When you run a mapping on Spark that launches Hive tasks, you can view the Hive query statistics in the session log and in the Administrator tool for monitoring along with the Spark application. For example, you can monitor information related to the Update Strategy transformation and SQL authorization associated to the mapping on Spark.
You can view the Summary Statistics for a Hive task in the Administrator tool. The Spark statistics continue to appear. When the Spark engine launches a Hive task, you can see Source Load Summary and Target Load summary including Spark data frame with Hive task statistics.
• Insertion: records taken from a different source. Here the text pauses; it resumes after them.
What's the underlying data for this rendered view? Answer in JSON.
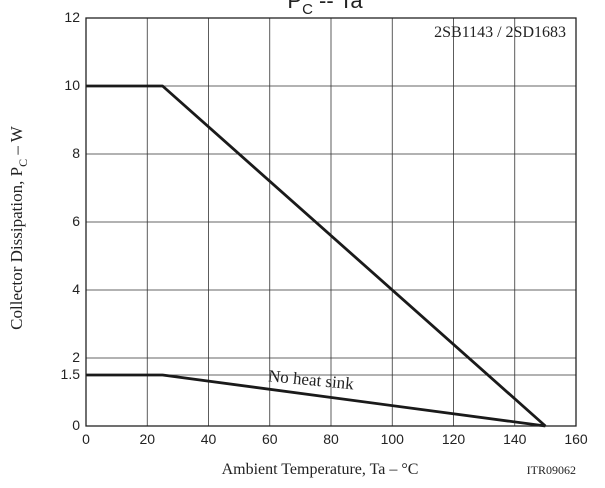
{
  "chart_data": {
    "type": "line",
    "title": "P",
    "title_subscript": "C",
    "title_rest": " -- Ta",
    "device_label": "2SB1143 / 2SD1683",
    "xlabel": "Ambient Temperature, Ta  –  °C",
    "ylabel": "Collector Dissipation, P",
    "ylabel_subscript": "C",
    "ylabel_rest": "  –  W",
    "code_label": "ITR09062",
    "xlim": [
      0,
      160
    ],
    "ylim": [
      0,
      12
    ],
    "x_ticks": [
      0,
      20,
      40,
      60,
      80,
      100,
      120,
      140,
      160
    ],
    "y_ticks": [
      0,
      1.5,
      2,
      4,
      6,
      8,
      10,
      12
    ],
    "x_tick_labels": [
      "0",
      "20",
      "40",
      "60",
      "80",
      "100",
      "120",
      "140",
      "160"
    ],
    "y_tick_labels": [
      "0",
      "1.5",
      "2",
      "4",
      "6",
      "8",
      "10",
      "12"
    ],
    "grid": true,
    "series": [
      {
        "name": "",
        "x": [
          0,
          25,
          150
        ],
        "y": [
          10,
          10,
          0
        ]
      },
      {
        "name": "No heat sink",
        "x": [
          0,
          25,
          150
        ],
        "y": [
          1.5,
          1.5,
          0
        ]
      }
    ],
    "annotation": {
      "text": "No heat sink",
      "x": 75,
      "y": 1.2
    }
  }
}
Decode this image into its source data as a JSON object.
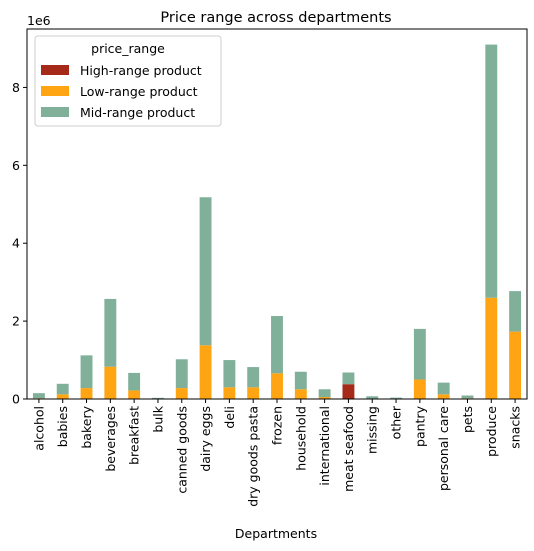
{
  "chart_data": {
    "type": "bar",
    "stacked": true,
    "title": "Price range across departments",
    "xlabel": "Departments",
    "ylabel": "",
    "y_offset_label": "1e6",
    "ylim": [
      0,
      9.5
    ],
    "y_scale": 1000000,
    "yticks": [
      "0",
      "2",
      "4",
      "6",
      "8"
    ],
    "categories": [
      "alcohol",
      "babies",
      "bakery",
      "beverages",
      "breakfast",
      "bulk",
      "canned goods",
      "dairy eggs",
      "deli",
      "dry goods pasta",
      "frozen",
      "household",
      "international",
      "meat seafood",
      "missing",
      "other",
      "pantry",
      "personal care",
      "pets",
      "produce",
      "snacks"
    ],
    "legend": {
      "title": "price_range",
      "placement": "top-left"
    },
    "series": [
      {
        "name": "High-range product",
        "color": "#A52A1A",
        "values": [
          0,
          0,
          0,
          0,
          0,
          0,
          0,
          0,
          0,
          0,
          0,
          0,
          0,
          0.38,
          0,
          0,
          0,
          0,
          0,
          0,
          0
        ]
      },
      {
        "name": "Low-range product",
        "color": "#FFA514",
        "values": [
          0.02,
          0.12,
          0.28,
          0.83,
          0.22,
          0.01,
          0.28,
          1.38,
          0.3,
          0.3,
          0.66,
          0.25,
          0.05,
          0,
          0.01,
          0.005,
          0.5,
          0.12,
          0.02,
          2.6,
          1.73
        ]
      },
      {
        "name": "Mid-range product",
        "color": "#80B09A",
        "values": [
          0.13,
          0.27,
          0.84,
          1.74,
          0.45,
          0.02,
          0.74,
          3.8,
          0.7,
          0.52,
          1.47,
          0.45,
          0.2,
          0.3,
          0.06,
          0.03,
          1.3,
          0.3,
          0.07,
          6.5,
          1.04
        ]
      }
    ]
  }
}
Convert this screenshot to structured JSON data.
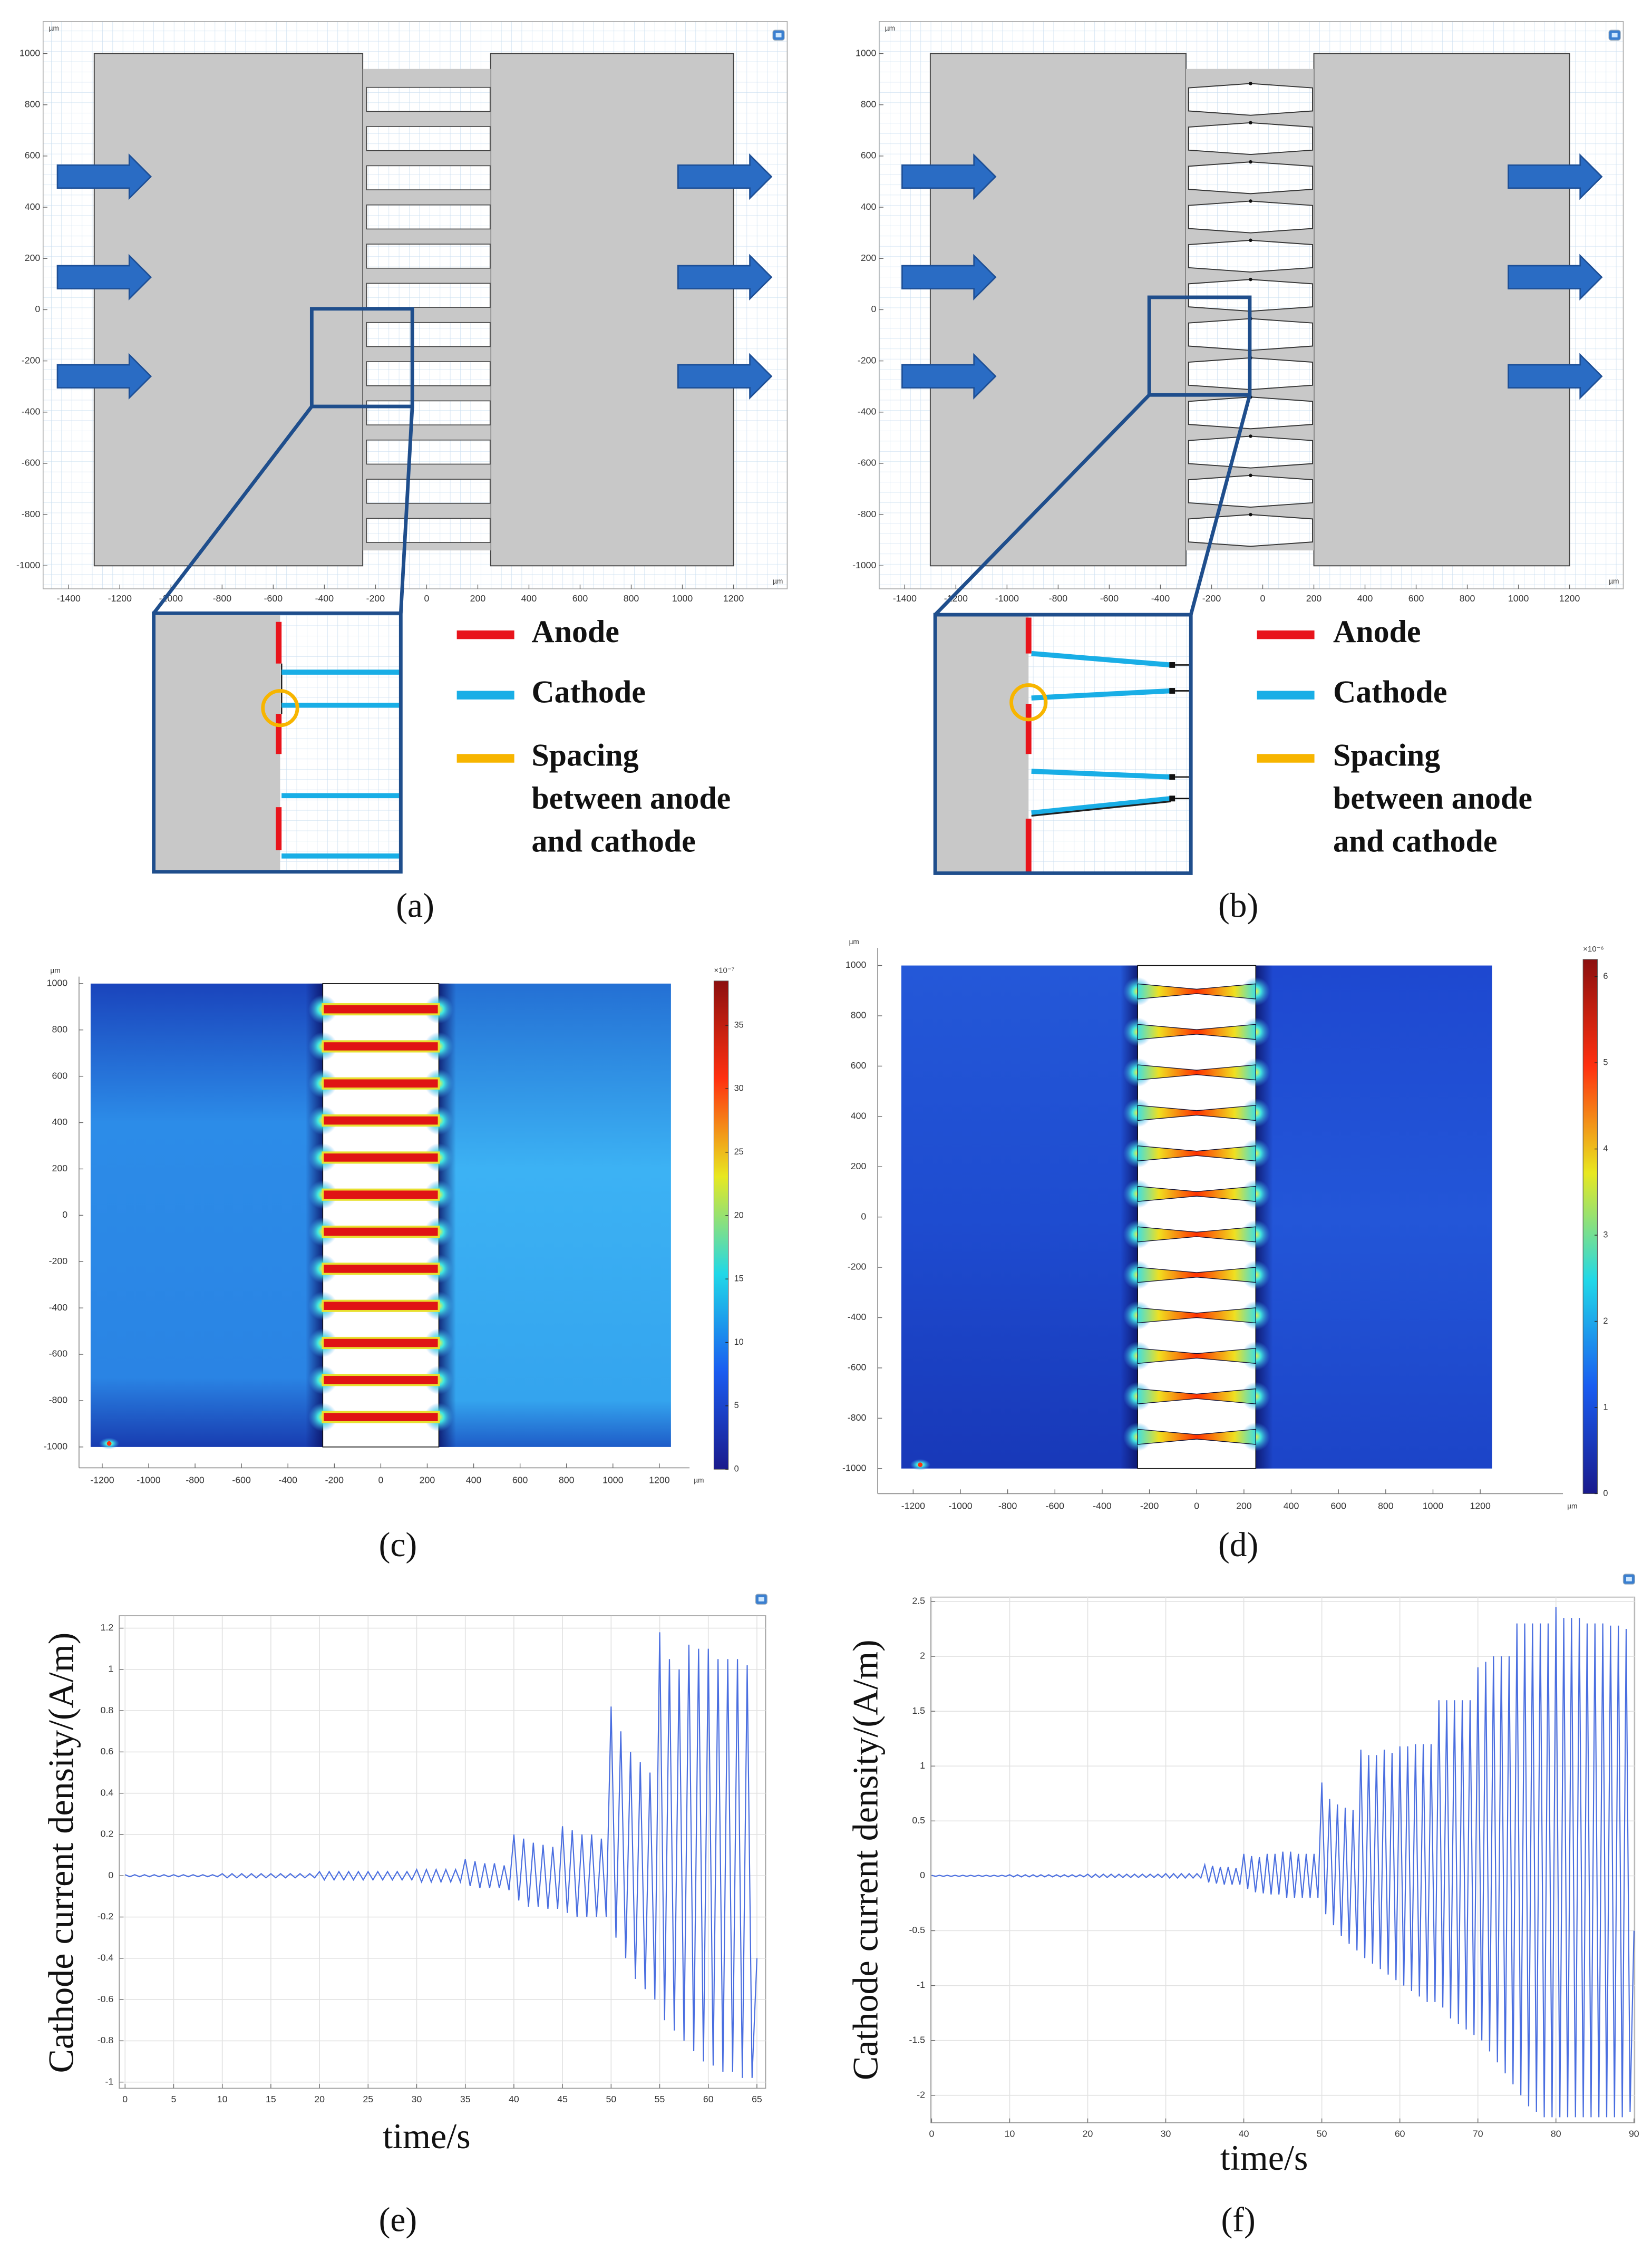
{
  "chart_data": [
    {
      "type": "geometry",
      "label": "(a)",
      "unit": "µm",
      "xlim": [
        -1500,
        1410
      ],
      "ylim": [
        -1090,
        1125
      ],
      "xticks": [
        -1400,
        -1200,
        -1000,
        -800,
        -600,
        -400,
        -200,
        0,
        200,
        400,
        600,
        800,
        1000,
        1200
      ],
      "yticks": [
        -1000,
        -800,
        -600,
        -400,
        -200,
        0,
        200,
        400,
        600,
        800,
        1000
      ],
      "legend": [
        {
          "name": [
            "Anode"
          ],
          "color": "#e8141c"
        },
        {
          "name": [
            "Cathode"
          ],
          "color": "#19aee6"
        },
        {
          "name": [
            "Spacing",
            "between anode",
            "and cathode"
          ],
          "color": "#f7b500"
        }
      ]
    },
    {
      "type": "geometry",
      "label": "(b)",
      "unit": "µm",
      "xlim": [
        -1500,
        1410
      ],
      "ylim": [
        -1090,
        1125
      ],
      "xticks": [
        -1400,
        -1200,
        -1000,
        -800,
        -600,
        -400,
        -200,
        0,
        200,
        400,
        600,
        800,
        1000,
        1200
      ],
      "yticks": [
        -1000,
        -800,
        -600,
        -400,
        -200,
        0,
        200,
        400,
        600,
        800,
        1000
      ],
      "legend": [
        {
          "name": [
            "Anode"
          ],
          "color": "#e8141c"
        },
        {
          "name": [
            "Cathode"
          ],
          "color": "#19aee6"
        },
        {
          "name": [
            "Spacing",
            "between anode",
            "and cathode"
          ],
          "color": "#f7b500"
        }
      ]
    },
    {
      "type": "heatmap",
      "label": "(c)",
      "unit": "µm",
      "xlim": [
        -1300,
        1330
      ],
      "ylim": [
        -1090,
        1030
      ],
      "xticks": [
        -1200,
        -1000,
        -800,
        -600,
        -400,
        -200,
        0,
        200,
        400,
        600,
        800,
        1000,
        1200
      ],
      "yticks": [
        -1000,
        -800,
        -600,
        -400,
        -200,
        0,
        200,
        400,
        600,
        800,
        1000
      ],
      "clim": [
        0,
        38.5
      ],
      "cticks": [
        0,
        5,
        10,
        15,
        20,
        25,
        30,
        35
      ],
      "colorbar_label": "×10⁻⁷",
      "colormap": [
        "#1a1a8c",
        "#1a5cf0",
        "#20d8e8",
        "#e8e820",
        "#ff3010",
        "#8c1010"
      ]
    },
    {
      "type": "heatmap",
      "label": "(d)",
      "unit": "µm",
      "xlim": [
        -1350,
        1550
      ],
      "ylim": [
        -1100,
        1070
      ],
      "xticks": [
        -1200,
        -1000,
        -800,
        -600,
        -400,
        -200,
        0,
        200,
        400,
        600,
        800,
        1000,
        1200
      ],
      "yticks": [
        -1000,
        -800,
        -600,
        -400,
        -200,
        0,
        200,
        400,
        600,
        800,
        1000
      ],
      "clim": [
        0,
        6.2
      ],
      "cticks": [
        0,
        1,
        2,
        3,
        4,
        5,
        6
      ],
      "colorbar_label": "×10⁻⁶",
      "colormap": [
        "#1a1a8c",
        "#1a5cf0",
        "#20d8e8",
        "#e8e820",
        "#ff3010",
        "#8c1010"
      ]
    },
    {
      "type": "line",
      "label": "(e)",
      "ylabel": "Cathode current density/(A/m)",
      "xlabel": "time/s",
      "xlim": [
        -0.6,
        65.9
      ],
      "ylim": [
        -1.03,
        1.26
      ],
      "xticks": [
        0,
        5,
        10,
        15,
        20,
        25,
        30,
        35,
        40,
        45,
        50,
        55,
        60,
        65
      ],
      "yticks": [
        -1,
        -0.8,
        -0.6,
        -0.4,
        -0.2,
        0,
        0.2,
        0.4,
        0.6,
        0.8,
        1,
        1.2
      ],
      "grid": true,
      "color": "#4a6ee0",
      "x": [
        0,
        0.5,
        1,
        1.5,
        2,
        2.5,
        3,
        3.5,
        4,
        4.5,
        5,
        5.5,
        6,
        6.5,
        7,
        7.5,
        8,
        8.5,
        9,
        9.5,
        10,
        10.5,
        11,
        11.5,
        12,
        12.5,
        13,
        13.5,
        14,
        14.5,
        15,
        15.5,
        16,
        16.5,
        17,
        17.5,
        18,
        18.5,
        19,
        19.5,
        20,
        20.5,
        21,
        21.5,
        22,
        22.5,
        23,
        23.5,
        24,
        24.5,
        25,
        25.5,
        26,
        26.5,
        27,
        27.5,
        28,
        28.5,
        29,
        29.5,
        30,
        30.5,
        31,
        31.5,
        32,
        32.5,
        33,
        33.5,
        34,
        34.5,
        35,
        35.5,
        36,
        36.5,
        37,
        37.5,
        38,
        38.5,
        39,
        39.5,
        40,
        40.5,
        41,
        41.5,
        42,
        42.5,
        43,
        43.5,
        44,
        44.5,
        45,
        45.5,
        46,
        46.5,
        47,
        47.5,
        48,
        48.5,
        49,
        49.5,
        50,
        50.5,
        51,
        51.5,
        52,
        52.5,
        53,
        53.5,
        54,
        54.5,
        55,
        55.5,
        56,
        56.5,
        57,
        57.5,
        58,
        58.5,
        59,
        59.5,
        60,
        60.5,
        61,
        61.5,
        62,
        62.5,
        63,
        63.5,
        64,
        64.5,
        65
      ],
      "values": [
        0.005,
        -0.005,
        0.005,
        -0.005,
        0.005,
        -0.005,
        0.005,
        -0.005,
        0.005,
        -0.005,
        0.005,
        -0.005,
        0.005,
        -0.005,
        0.005,
        -0.005,
        0.005,
        -0.005,
        0.005,
        -0.005,
        0.01,
        -0.01,
        0.01,
        -0.01,
        0.01,
        -0.01,
        0.01,
        -0.01,
        0.01,
        -0.01,
        0.01,
        -0.01,
        0.01,
        -0.01,
        0.01,
        -0.01,
        0.01,
        -0.01,
        0.01,
        -0.01,
        0.02,
        -0.02,
        0.02,
        -0.02,
        0.02,
        -0.02,
        0.02,
        -0.02,
        0.02,
        -0.02,
        0.02,
        -0.02,
        0.02,
        -0.02,
        0.02,
        -0.02,
        0.02,
        -0.02,
        0.02,
        -0.02,
        0.03,
        -0.03,
        0.03,
        -0.03,
        0.03,
        -0.03,
        0.03,
        -0.03,
        0.03,
        -0.03,
        0.08,
        -0.05,
        0.07,
        -0.06,
        0.06,
        -0.06,
        0.06,
        -0.06,
        0.05,
        -0.07,
        0.2,
        -0.12,
        0.18,
        -0.15,
        0.16,
        -0.15,
        0.15,
        -0.16,
        0.14,
        -0.16,
        0.24,
        -0.18,
        0.22,
        -0.2,
        0.2,
        -0.2,
        0.2,
        -0.2,
        0.18,
        -0.2,
        0.82,
        -0.3,
        0.7,
        -0.4,
        0.6,
        -0.5,
        0.55,
        -0.55,
        0.5,
        -0.6,
        1.18,
        -0.7,
        1.05,
        -0.75,
        1,
        -0.8,
        1.12,
        -0.85,
        1.1,
        -0.9,
        1.1,
        -0.92,
        1.05,
        -0.95,
        1.05,
        -0.95,
        1.05,
        -0.98,
        1.02,
        -0.98,
        -0.4
      ]
    },
    {
      "type": "line",
      "label": "(f)",
      "ylabel": "Cathode current density/(A/m)",
      "xlabel": "time/s",
      "xlim": [
        -0.1,
        90.1
      ],
      "ylim": [
        -2.25,
        2.54
      ],
      "xticks": [
        0,
        10,
        20,
        30,
        40,
        50,
        60,
        70,
        80,
        90
      ],
      "yticks": [
        -2,
        -1.5,
        -1,
        -0.5,
        0,
        0.5,
        1,
        1.5,
        2,
        2.5
      ],
      "grid": true,
      "color": "#4a6ee0",
      "x": [
        0,
        0.5,
        1,
        1.5,
        2,
        2.5,
        3,
        3.5,
        4,
        4.5,
        5,
        5.5,
        6,
        6.5,
        7,
        7.5,
        8,
        8.5,
        9,
        9.5,
        10,
        10.5,
        11,
        11.5,
        12,
        12.5,
        13,
        13.5,
        14,
        14.5,
        15,
        15.5,
        16,
        16.5,
        17,
        17.5,
        18,
        18.5,
        19,
        19.5,
        20,
        20.5,
        21,
        21.5,
        22,
        22.5,
        23,
        23.5,
        24,
        24.5,
        25,
        25.5,
        26,
        26.5,
        27,
        27.5,
        28,
        28.5,
        29,
        29.5,
        30,
        30.5,
        31,
        31.5,
        32,
        32.5,
        33,
        33.5,
        34,
        34.5,
        35,
        35.5,
        36,
        36.5,
        37,
        37.5,
        38,
        38.5,
        39,
        39.5,
        40,
        40.5,
        41,
        41.5,
        42,
        42.5,
        43,
        43.5,
        44,
        44.5,
        45,
        45.5,
        46,
        46.5,
        47,
        47.5,
        48,
        48.5,
        49,
        49.5,
        50,
        50.5,
        51,
        51.5,
        52,
        52.5,
        53,
        53.5,
        54,
        54.5,
        55,
        55.5,
        56,
        56.5,
        57,
        57.5,
        58,
        58.5,
        59,
        59.5,
        60,
        60.5,
        61,
        61.5,
        62,
        62.5,
        63,
        63.5,
        64,
        64.5,
        65,
        65.5,
        66,
        66.5,
        67,
        67.5,
        68,
        68.5,
        69,
        69.5,
        70,
        70.5,
        71,
        71.5,
        72,
        72.5,
        73,
        73.5,
        74,
        74.5,
        75,
        75.5,
        76,
        76.5,
        77,
        77.5,
        78,
        78.5,
        79,
        79.5,
        80,
        80.5,
        81,
        81.5,
        82,
        82.5,
        83,
        83.5,
        84,
        84.5,
        85,
        85.5,
        86,
        86.5,
        87,
        87.5,
        88,
        88.5,
        89,
        89.5,
        90
      ],
      "values": [
        0.005,
        -0.005,
        0.005,
        -0.005,
        0.005,
        -0.005,
        0.005,
        -0.005,
        0.005,
        -0.005,
        0.005,
        -0.005,
        0.005,
        -0.005,
        0.005,
        -0.005,
        0.005,
        -0.005,
        0.005,
        -0.005,
        0.01,
        -0.01,
        0.01,
        -0.01,
        0.01,
        -0.01,
        0.01,
        -0.01,
        0.01,
        -0.01,
        0.01,
        -0.01,
        0.01,
        -0.01,
        0.01,
        -0.01,
        0.01,
        -0.01,
        0.01,
        -0.01,
        0.015,
        -0.015,
        0.015,
        -0.015,
        0.015,
        -0.015,
        0.015,
        -0.015,
        0.015,
        -0.015,
        0.015,
        -0.015,
        0.015,
        -0.015,
        0.015,
        -0.015,
        0.015,
        -0.015,
        0.015,
        -0.015,
        0.02,
        -0.02,
        0.02,
        -0.02,
        0.02,
        -0.02,
        0.02,
        -0.02,
        0.02,
        -0.02,
        0.1,
        -0.06,
        0.09,
        -0.07,
        0.08,
        -0.08,
        0.08,
        -0.08,
        0.07,
        -0.08,
        0.2,
        -0.12,
        0.18,
        -0.15,
        0.17,
        -0.16,
        0.2,
        -0.17,
        0.2,
        -0.17,
        0.22,
        -0.2,
        0.22,
        -0.2,
        0.2,
        -0.2,
        0.2,
        -0.2,
        0.2,
        -0.2,
        0.85,
        -0.35,
        0.7,
        -0.45,
        0.65,
        -0.55,
        0.62,
        -0.62,
        0.6,
        -0.68,
        1.15,
        -0.75,
        1.1,
        -0.8,
        1.1,
        -0.85,
        1.15,
        -0.9,
        1.12,
        -0.95,
        1.18,
        -1,
        1.18,
        -1.05,
        1.2,
        -1.1,
        1.2,
        -1.15,
        1.2,
        -1.15,
        1.6,
        -1.2,
        1.6,
        -1.3,
        1.6,
        -1.35,
        1.6,
        -1.4,
        1.6,
        -1.45,
        1.9,
        -1.5,
        1.95,
        -1.6,
        2,
        -1.7,
        2,
        -1.8,
        2,
        -1.9,
        2.3,
        -2,
        2.3,
        -2.1,
        2.3,
        -2.15,
        2.3,
        -2.2,
        2.3,
        -2.2,
        2.45,
        -2.2,
        2.35,
        -2.2,
        2.35,
        -2.2,
        2.35,
        -2.2,
        2.3,
        -2.2,
        2.3,
        -2.2,
        2.3,
        -2.2,
        2.28,
        -2.2,
        2.28,
        -2.2,
        2.25,
        -2.15,
        -0.5
      ]
    }
  ]
}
Otherwise, when you have only a Spark task, the Source Load Summary and Target Load Summary do not appear in the session log.
Under Target Load Summary, all Hive instances will be prefixed with ‘Hive_Target_’. You can see same instance name in the Administrator tool.
You can view the Tez job statistics in the Administrator tool when reading and writing to Hive tables that the Spark engine launches in any of the following scenarios:
You have resources present in the Amazon buckets.
You have transactional Hive tables.
You have table columns secured with fine grained authorization.
Incorrect statistics appears for all the Hive sources and targets indicating zero rows for average rows for each second, bytes, average bytes for each second, and rejected rows. You can see that only processed rows contain correct values, and the remaining columns will contain either 0 or N/A.